我只是在阵列上测试了两者 [0,1,...,98,99]
.
Java 版本 (java 10.0.2):
编辑:收到反馈(通过电子邮件)以包含 Java 代码。在这里(删除了文档字符串和一些注释,并且没有包括所有 public 方法):
/*
* Licensed to the Apache Software Foundation (ASF) under one
* or more contributor license agreements. See the NOTICE file
* distributed with this work for additional information
* regarding copyright ownership. The ASF licenses this file
* to you under the Apache License, Version 2.0 (the
* "License"); you may not use this file except in compliance
* with the License. You may obtain a copy of the License at
*
* http://www.apache.org/licenses/LICENSE-2.0
*
* Unless required by applicable law or agreed to in writing, software
* distributed under the License is distributed on an "AS IS" BASIS,
* WITHOUT WARRANTIES OR CONDITIONS OF ANY KIND, either express or implied.

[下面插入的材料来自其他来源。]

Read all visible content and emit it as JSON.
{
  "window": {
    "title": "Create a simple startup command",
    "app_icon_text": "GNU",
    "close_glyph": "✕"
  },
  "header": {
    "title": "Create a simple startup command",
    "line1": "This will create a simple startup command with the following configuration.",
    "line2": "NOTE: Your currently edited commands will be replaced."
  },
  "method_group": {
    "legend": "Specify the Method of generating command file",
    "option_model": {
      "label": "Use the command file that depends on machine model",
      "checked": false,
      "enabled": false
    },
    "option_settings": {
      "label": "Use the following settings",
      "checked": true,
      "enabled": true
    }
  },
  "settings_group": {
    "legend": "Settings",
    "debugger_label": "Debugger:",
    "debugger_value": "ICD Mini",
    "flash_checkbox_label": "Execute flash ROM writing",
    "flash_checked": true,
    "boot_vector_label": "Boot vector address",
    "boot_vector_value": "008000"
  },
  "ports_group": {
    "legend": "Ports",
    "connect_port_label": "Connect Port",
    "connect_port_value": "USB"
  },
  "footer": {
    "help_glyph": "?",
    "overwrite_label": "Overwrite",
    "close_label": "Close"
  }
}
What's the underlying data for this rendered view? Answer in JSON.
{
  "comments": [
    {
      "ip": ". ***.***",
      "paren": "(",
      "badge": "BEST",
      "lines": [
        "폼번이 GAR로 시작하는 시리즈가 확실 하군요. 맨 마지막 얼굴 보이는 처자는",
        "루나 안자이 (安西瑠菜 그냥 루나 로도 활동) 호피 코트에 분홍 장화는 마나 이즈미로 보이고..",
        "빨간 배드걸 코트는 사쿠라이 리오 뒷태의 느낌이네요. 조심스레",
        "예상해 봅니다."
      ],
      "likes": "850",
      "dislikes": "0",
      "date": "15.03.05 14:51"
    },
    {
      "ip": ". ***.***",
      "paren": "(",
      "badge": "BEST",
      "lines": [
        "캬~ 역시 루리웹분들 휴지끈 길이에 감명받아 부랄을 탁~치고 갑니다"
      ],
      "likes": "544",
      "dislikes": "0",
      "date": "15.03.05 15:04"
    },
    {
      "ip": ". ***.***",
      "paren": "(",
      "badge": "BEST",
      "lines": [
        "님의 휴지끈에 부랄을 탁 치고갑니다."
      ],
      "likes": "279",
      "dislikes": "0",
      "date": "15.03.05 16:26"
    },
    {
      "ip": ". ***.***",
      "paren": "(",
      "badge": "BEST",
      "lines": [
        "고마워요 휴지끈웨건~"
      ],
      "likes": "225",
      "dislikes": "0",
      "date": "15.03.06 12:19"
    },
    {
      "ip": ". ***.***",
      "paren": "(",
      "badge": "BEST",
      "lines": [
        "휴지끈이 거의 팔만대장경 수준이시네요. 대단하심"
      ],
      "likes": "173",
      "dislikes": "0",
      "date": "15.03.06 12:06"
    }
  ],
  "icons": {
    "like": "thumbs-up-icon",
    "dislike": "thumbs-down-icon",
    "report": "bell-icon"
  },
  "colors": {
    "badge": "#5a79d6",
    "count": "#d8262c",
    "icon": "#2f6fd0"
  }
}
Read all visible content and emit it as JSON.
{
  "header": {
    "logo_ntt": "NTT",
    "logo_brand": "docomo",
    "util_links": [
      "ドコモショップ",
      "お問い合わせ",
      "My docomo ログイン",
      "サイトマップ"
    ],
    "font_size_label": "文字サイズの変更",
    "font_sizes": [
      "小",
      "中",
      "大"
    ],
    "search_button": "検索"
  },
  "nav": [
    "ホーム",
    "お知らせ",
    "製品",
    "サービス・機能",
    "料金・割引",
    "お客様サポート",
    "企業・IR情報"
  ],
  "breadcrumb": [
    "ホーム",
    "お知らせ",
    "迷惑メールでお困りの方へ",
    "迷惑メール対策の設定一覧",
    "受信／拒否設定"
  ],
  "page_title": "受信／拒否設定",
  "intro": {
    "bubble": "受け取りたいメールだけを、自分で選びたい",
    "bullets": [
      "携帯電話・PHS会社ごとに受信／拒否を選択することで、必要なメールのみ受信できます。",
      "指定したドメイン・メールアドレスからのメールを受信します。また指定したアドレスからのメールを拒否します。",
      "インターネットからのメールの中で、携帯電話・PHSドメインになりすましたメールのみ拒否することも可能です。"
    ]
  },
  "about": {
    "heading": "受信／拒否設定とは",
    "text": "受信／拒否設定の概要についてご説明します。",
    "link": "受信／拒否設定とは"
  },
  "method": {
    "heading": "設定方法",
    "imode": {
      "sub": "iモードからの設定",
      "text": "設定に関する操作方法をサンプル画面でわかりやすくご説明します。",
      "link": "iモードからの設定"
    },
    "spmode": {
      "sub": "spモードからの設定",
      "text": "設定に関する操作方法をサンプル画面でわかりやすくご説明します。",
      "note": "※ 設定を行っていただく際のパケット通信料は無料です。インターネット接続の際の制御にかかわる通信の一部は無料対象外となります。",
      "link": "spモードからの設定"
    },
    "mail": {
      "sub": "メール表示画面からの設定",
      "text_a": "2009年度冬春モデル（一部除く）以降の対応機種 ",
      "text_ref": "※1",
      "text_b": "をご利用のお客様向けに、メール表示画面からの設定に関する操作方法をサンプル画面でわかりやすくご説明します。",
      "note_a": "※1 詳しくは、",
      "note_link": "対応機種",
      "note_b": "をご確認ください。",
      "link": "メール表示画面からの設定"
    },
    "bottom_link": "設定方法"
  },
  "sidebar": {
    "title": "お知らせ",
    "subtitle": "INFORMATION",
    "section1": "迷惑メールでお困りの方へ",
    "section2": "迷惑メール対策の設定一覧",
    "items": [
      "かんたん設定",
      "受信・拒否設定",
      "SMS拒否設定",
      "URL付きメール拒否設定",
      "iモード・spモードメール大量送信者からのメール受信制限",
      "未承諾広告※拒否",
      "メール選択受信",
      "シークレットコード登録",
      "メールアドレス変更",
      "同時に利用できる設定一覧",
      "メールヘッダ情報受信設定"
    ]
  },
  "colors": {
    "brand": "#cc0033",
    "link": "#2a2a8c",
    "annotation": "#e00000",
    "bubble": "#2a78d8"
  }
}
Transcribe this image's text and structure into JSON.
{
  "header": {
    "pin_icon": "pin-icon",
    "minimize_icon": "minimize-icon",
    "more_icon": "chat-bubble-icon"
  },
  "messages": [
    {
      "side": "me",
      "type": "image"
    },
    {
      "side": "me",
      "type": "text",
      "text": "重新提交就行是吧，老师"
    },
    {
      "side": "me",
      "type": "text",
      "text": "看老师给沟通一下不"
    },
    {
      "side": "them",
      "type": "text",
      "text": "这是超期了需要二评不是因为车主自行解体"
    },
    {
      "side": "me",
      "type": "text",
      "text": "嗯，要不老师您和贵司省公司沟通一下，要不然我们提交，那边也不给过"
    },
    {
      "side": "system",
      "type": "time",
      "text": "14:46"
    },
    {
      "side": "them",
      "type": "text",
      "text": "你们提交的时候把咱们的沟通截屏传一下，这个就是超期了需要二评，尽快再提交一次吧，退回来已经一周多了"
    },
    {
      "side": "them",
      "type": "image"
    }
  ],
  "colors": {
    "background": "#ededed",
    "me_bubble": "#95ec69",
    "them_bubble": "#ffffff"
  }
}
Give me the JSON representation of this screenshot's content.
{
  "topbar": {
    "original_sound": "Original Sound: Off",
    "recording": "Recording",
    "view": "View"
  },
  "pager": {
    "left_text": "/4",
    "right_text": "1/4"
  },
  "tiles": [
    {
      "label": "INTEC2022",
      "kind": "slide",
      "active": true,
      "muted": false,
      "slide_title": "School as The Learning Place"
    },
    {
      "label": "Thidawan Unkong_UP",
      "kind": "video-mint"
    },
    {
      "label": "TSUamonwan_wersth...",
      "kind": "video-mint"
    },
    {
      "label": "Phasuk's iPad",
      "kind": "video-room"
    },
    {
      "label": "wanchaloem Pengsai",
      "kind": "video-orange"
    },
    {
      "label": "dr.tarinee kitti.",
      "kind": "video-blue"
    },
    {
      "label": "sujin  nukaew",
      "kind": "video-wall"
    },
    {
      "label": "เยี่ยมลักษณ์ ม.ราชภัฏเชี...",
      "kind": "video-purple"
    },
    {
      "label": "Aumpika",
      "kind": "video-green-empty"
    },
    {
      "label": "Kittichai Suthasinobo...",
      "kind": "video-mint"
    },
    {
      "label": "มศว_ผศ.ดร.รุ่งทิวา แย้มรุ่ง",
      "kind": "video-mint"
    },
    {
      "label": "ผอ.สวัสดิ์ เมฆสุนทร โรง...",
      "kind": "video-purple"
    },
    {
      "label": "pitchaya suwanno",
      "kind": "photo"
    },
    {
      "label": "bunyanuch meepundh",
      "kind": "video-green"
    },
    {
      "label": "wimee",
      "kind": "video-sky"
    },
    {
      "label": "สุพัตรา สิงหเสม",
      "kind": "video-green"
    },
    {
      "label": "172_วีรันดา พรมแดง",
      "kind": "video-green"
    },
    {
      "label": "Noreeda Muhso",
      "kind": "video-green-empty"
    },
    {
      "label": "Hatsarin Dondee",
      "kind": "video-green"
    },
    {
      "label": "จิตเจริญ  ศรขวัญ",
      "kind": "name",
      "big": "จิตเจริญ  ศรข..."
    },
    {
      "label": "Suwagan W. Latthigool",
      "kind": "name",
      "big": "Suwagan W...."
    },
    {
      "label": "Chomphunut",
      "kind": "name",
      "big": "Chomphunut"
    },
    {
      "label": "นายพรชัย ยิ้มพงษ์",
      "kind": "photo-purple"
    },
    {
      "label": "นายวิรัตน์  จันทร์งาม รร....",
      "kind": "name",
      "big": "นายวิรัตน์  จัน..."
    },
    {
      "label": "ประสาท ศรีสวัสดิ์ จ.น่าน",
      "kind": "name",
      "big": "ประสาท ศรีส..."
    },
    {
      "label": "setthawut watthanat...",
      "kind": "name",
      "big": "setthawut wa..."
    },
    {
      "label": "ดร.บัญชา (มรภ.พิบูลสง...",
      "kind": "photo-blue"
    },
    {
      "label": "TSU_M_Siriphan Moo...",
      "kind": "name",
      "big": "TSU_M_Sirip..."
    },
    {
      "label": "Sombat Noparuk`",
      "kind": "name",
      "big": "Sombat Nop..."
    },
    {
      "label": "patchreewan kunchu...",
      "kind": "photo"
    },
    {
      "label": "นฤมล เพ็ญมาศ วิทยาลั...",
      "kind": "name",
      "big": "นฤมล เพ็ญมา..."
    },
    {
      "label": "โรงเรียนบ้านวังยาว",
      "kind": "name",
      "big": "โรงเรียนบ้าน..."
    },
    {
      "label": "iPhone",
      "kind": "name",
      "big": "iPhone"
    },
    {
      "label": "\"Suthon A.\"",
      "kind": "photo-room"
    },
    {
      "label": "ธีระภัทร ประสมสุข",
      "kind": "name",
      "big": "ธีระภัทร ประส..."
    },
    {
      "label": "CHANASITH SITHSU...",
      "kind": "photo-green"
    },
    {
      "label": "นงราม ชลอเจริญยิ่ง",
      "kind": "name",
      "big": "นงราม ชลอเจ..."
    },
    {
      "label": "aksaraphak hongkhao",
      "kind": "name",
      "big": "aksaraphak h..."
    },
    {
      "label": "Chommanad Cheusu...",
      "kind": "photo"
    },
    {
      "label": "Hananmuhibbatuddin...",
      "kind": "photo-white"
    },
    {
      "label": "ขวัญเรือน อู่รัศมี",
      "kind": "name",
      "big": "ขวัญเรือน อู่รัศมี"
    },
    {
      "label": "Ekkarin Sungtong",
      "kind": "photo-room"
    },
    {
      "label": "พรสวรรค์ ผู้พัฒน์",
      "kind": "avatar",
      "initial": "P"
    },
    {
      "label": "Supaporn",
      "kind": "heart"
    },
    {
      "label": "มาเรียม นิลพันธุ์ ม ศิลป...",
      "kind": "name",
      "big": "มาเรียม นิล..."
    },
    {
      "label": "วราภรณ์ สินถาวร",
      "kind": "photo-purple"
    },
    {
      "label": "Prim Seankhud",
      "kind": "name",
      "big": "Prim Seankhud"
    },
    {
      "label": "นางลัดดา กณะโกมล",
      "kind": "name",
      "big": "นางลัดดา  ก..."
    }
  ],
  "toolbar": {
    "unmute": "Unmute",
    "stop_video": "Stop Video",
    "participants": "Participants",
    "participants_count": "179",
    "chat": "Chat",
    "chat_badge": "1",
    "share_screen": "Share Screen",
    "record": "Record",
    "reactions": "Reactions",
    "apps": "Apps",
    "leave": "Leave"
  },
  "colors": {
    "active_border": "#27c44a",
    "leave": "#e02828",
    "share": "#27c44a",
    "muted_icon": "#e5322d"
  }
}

* See the License for the specific language governing permissions and
* limitations under the License.
*/
import java.util.ArrayList;
import java.util.List;
import java.util.Collections;
import java.util.Random;
public class NumericHistogram {
static class Coord implements Comparable {
double x;
double y;
public int compareTo(Object other) {
return Double.compare(x, ((Coord) other).x);
}
};
// Class variables
private int nbins;
private int nusedbins;
private ArrayList<Coord> bins;
private Random prng;
public NumericHistogram() {
nbins = 0;
nusedbins = 0;
bins = null;
// init the RNG for breaking ties in histogram merging. A fixed seed is specified here
// to aid testing, but can be eliminated to use a time-based seed (which would
// make the algorithm non-deterministic).
prng = new Random(31183);
}
public void reset() {
bins = null;
nbins = nusedbins = 0;
}
public int getUsedBins() {
return nusedbins;
}
public boolean isReady() {
return nbins != 0;
}
public Coord getBin(int b) {
return bins.get(b);
}
public void allocate(int num_bins) {
nbins = num_bins;
bins = new ArrayList<Coord>();
nusedbins = 0;
}
public void add(double v) {
int bin = 0;
for(int l=0, r=nusedbins; l < r; ) {
bin = (l+r)/2;
if (bins.get(bin).x > v) {
r = bin;
} else {
if (bins.get(bin).x < v) {
l = ++bin;
} else {
break; // break loop on equal comparator
}
}
}
if (bin < nusedbins && bins.get(bin).x == v) {
bins.get(bin).y++;
} else {
Coord newBin = new Coord();
newBin.x = v;
newBin.y = 1;
bins.add(bin, newBin);
// Trim the bins down to the correct number of bins.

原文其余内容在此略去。